Daniel Barenboim may have been on the podium, but it was the figure at the piano – with whom as a boy he had briefly shared the same ferocious teacher – who guaranteed that the Festival Hall was filled to bursting, at the start of this year’s Barenboim Project.
‘If Mercury could play,’ Martha Argerich’s former partner (and fellow-pianist) Stephen Kovacevich once observed, ‘Martha is what he would sound like.’ Or, as one virtuoso said to another who had been trying to tame the budding young Argerich’s fire, ‘You can’t make a race-horse trot.’
Indeed, with preternatural facility allied to a unique gift for keyboard poetry, this Argentinian virtuoso has been pianism’s sacred monster for most of her 73 years. A maddeningly frequent canceller – thanks to caprice as much as fluctuating health - she now only plays when she can share the stage with trusted colleagues or promising proteges, but she still leaves an indelible impression with every performance.
You never know where the lightning will strike - when a familiar work will suddenly acquire a revelatory new dimension - and thus it was with her performance in Beethoven’s Piano Concerto No 1. After Barenboim and the Berlin Staatskapelle had delivered a briskly compact opening, Argerich asserted dominance with a springtime eagerness perfectly suited to this youthful, ardent work. The emotion in her playing came over in close-up, and her colour-shifts dramatised every twist and turn in the musical plot. She found a limpid expressiveness for the Largo, and put on cap and bells for the exuberant finale. The revelations came at pivotal points: harp-like chords heralding her return for the recapitulation in the first moment, and an ineffably sweet farewell phrase before the closing orchestral flourish. Such moments touched the whole with magic.
The encore was no less pleasurable for being predictable, as Barenboim joined her for a four-hand rendition of Schubert’s valedictory Rondo in A. They played like the old friends they are, and walked off with an arm over each other’s shoulder.
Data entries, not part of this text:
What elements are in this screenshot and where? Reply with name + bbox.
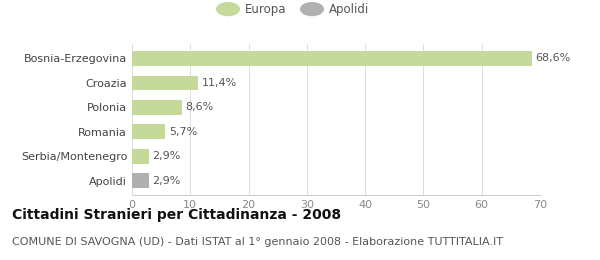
Bar bbox=[132, 173, 149, 188]
Bar bbox=[132, 125, 165, 139]
Bar bbox=[132, 76, 199, 90]
Bar bbox=[132, 51, 532, 66]
Text: Cittadini Stranieri per Cittadinanza - 2008: Cittadini Stranieri per Cittadinanza - 2… bbox=[12, 208, 341, 222]
Text: 68,6%: 68,6% bbox=[535, 53, 571, 63]
Text: 5,7%: 5,7% bbox=[169, 127, 197, 137]
Bar bbox=[132, 100, 182, 115]
Text: 8,6%: 8,6% bbox=[185, 102, 214, 112]
Text: 2,9%: 2,9% bbox=[152, 176, 181, 186]
Text: 2,9%: 2,9% bbox=[152, 151, 181, 161]
Text: 11,4%: 11,4% bbox=[202, 78, 237, 88]
Text: Apolidi: Apolidi bbox=[329, 3, 369, 16]
Text: Europa: Europa bbox=[245, 3, 286, 16]
Text: COMUNE DI SAVOGNA (UD) - Dati ISTAT al 1° gennaio 2008 - Elaborazione TUTTITALIA: COMUNE DI SAVOGNA (UD) - Dati ISTAT al 1… bbox=[12, 237, 503, 246]
Bar bbox=[132, 149, 149, 164]
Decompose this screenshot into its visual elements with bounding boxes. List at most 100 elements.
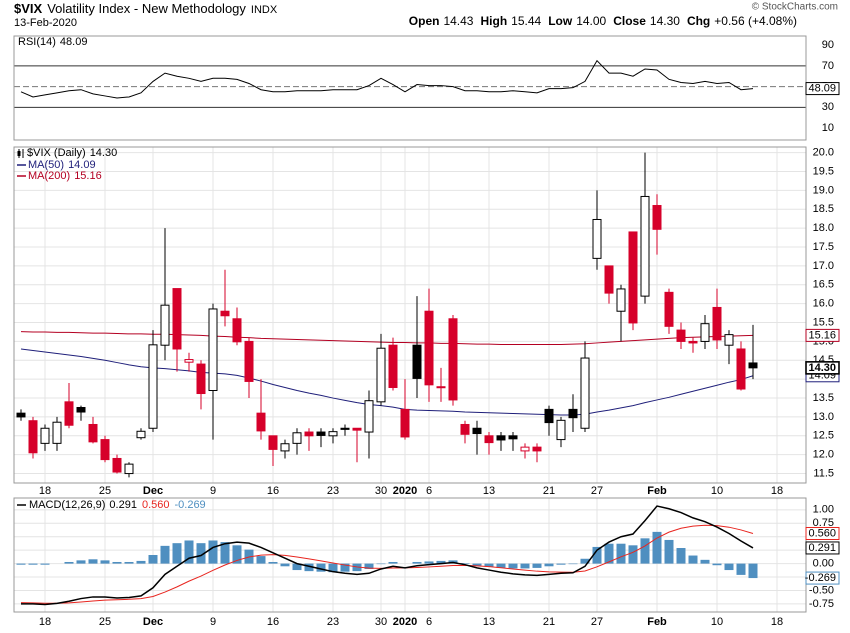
candle-body: [700, 323, 710, 342]
histogram-bar: [388, 561, 398, 564]
legend-value: 0.560: [142, 499, 170, 511]
legend: MA(200) 15.16: [28, 170, 102, 182]
histogram-bar: [640, 538, 650, 564]
x-tick-label: 21: [543, 485, 555, 497]
histogram-bar: [268, 561, 278, 564]
x-tick-label: 25: [99, 485, 111, 497]
histogram-bar: [472, 563, 482, 566]
histogram-bar: [508, 563, 518, 569]
candle-body: [532, 446, 542, 452]
histogram-bar: [196, 543, 206, 564]
candle-body: [136, 430, 146, 439]
histogram-bar: [412, 561, 422, 564]
candle-body: [76, 406, 86, 413]
histogram-bar: [124, 561, 134, 564]
candle-body: [232, 318, 242, 343]
candle-body: [52, 421, 62, 444]
candle-body: [652, 205, 662, 230]
candle-body: [484, 435, 494, 444]
candle-body: [712, 306, 722, 341]
candle-body: [520, 446, 530, 452]
x-tick-label: 6: [426, 485, 432, 497]
histogram-bar: [616, 543, 626, 564]
histogram-bar: [136, 560, 146, 564]
value-box: [805, 541, 840, 555]
candle-body: [616, 288, 626, 312]
candle-body: [256, 412, 266, 432]
candle-body: [328, 431, 338, 437]
header-date: 13-Feb-2020: [14, 17, 77, 29]
candle-body: [148, 344, 158, 429]
candle-body: [244, 340, 254, 382]
histogram-bar: [628, 545, 638, 564]
candle-body: [448, 318, 458, 401]
candle-body: [388, 344, 398, 388]
y-tick-label: 20.0: [813, 147, 834, 159]
candle-body: [544, 408, 554, 424]
histogram-bar: [676, 548, 686, 564]
x-tick-label: Feb: [647, 616, 667, 628]
legend: MA(50) 14.09: [28, 159, 96, 171]
x-tick-label: Dec: [143, 616, 163, 628]
legend-value: 15.16: [74, 170, 102, 182]
histogram-bar: [520, 563, 530, 569]
symbol: $VIX: [14, 1, 43, 16]
y-tick-label: 15.5: [813, 316, 834, 328]
histogram-bar: [496, 563, 506, 568]
histogram-bar: [304, 563, 314, 572]
moving-average: [20, 348, 754, 416]
candle-body: [64, 401, 74, 426]
candle-body: [508, 435, 518, 440]
x-tick-label: 10: [711, 485, 723, 497]
histogram-bar: [208, 540, 218, 564]
quote-value: +0.56 (+4.08%): [714, 14, 797, 28]
candle-body: [628, 231, 638, 324]
x-tick-label: 6: [426, 616, 432, 628]
legend-value: -0.269: [174, 499, 205, 511]
y-tick-label: 70: [822, 60, 834, 72]
histogram-bar: [376, 563, 386, 565]
candle-body: [280, 443, 290, 452]
candle-body: [208, 308, 218, 392]
x-tick-label: 18: [771, 485, 783, 497]
histogram-bar: [688, 555, 698, 564]
quote: Open 14.43 High 15.44 Low 14.00 Close 14.30 Chg +…: [409, 14, 797, 28]
candle-body: [556, 419, 566, 441]
quote-label: High: [480, 14, 507, 28]
x-tick-label: Feb: [647, 485, 667, 497]
value-box: [805, 526, 840, 540]
candle-body: [268, 435, 278, 450]
histogram-bar: [568, 563, 578, 565]
x-tick-label: 27: [591, 485, 603, 497]
x-tick-label: 2020: [393, 616, 417, 628]
histogram-bar: [172, 543, 182, 564]
x-tick-label: 27: [591, 616, 603, 628]
candle-body: [40, 427, 50, 444]
value-box: [805, 571, 840, 585]
x-tick-label: 10: [711, 616, 723, 628]
quote-label: Chg: [687, 14, 710, 28]
histogram-bar: [16, 563, 26, 565]
legend-value: 14.30: [90, 147, 118, 159]
y-tick-label: 12.0: [813, 449, 834, 461]
legend-name: MA(50): [28, 159, 64, 171]
histogram-bar: [364, 563, 374, 569]
candle-body: [688, 340, 698, 344]
value-box: [805, 82, 840, 96]
x-tick-label: 18: [39, 485, 51, 497]
candle-body: [676, 329, 686, 342]
value-box: [805, 328, 840, 342]
index-name: Volatility Index - New Methodology: [47, 1, 246, 16]
quote-value: 14.43: [443, 14, 473, 28]
histogram-bar: [712, 563, 722, 566]
exchange: INDX: [251, 4, 278, 16]
candle-body: [580, 357, 590, 429]
histogram-bar: [736, 563, 746, 575]
x-tick-label: 30: [375, 616, 387, 628]
candle-body: [472, 427, 482, 435]
histogram-bar: [436, 560, 446, 564]
x-tick-label: 23: [327, 616, 339, 628]
candle-body: [28, 420, 38, 454]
The first half of the second concert in the series was no less glorious, as Lisa Batiashvili joined Barenboim and his band for Tchaikovsky’s Violin Concerto in D. There was no trace of vanity in her playing or her body-language, and she presided over the orchestra as persuasively as Argerich had done – indeed, for much of the time Barenboim let this young Georgian virtuoso set the pace. She brought classical restraint to this high-Romantic music, with no indulgence in swoops or slides apart from the ones dictated by the score, and she delivered those – even when rapidly double-stopped – with flawless ease and precision; for the Canzonetta she found a chaste beauty of sound.
Though impressively played, the orchestral ballast with which Barenboim filled out these concerts will not have pleased all tastes – Strauss’s Ein Heldenleben and Elgar’s second symphony are both in my view marred by a grandiose garrulousness – but his forthcoming recital series of Schubert’s complete piano sonatas should be fascinating.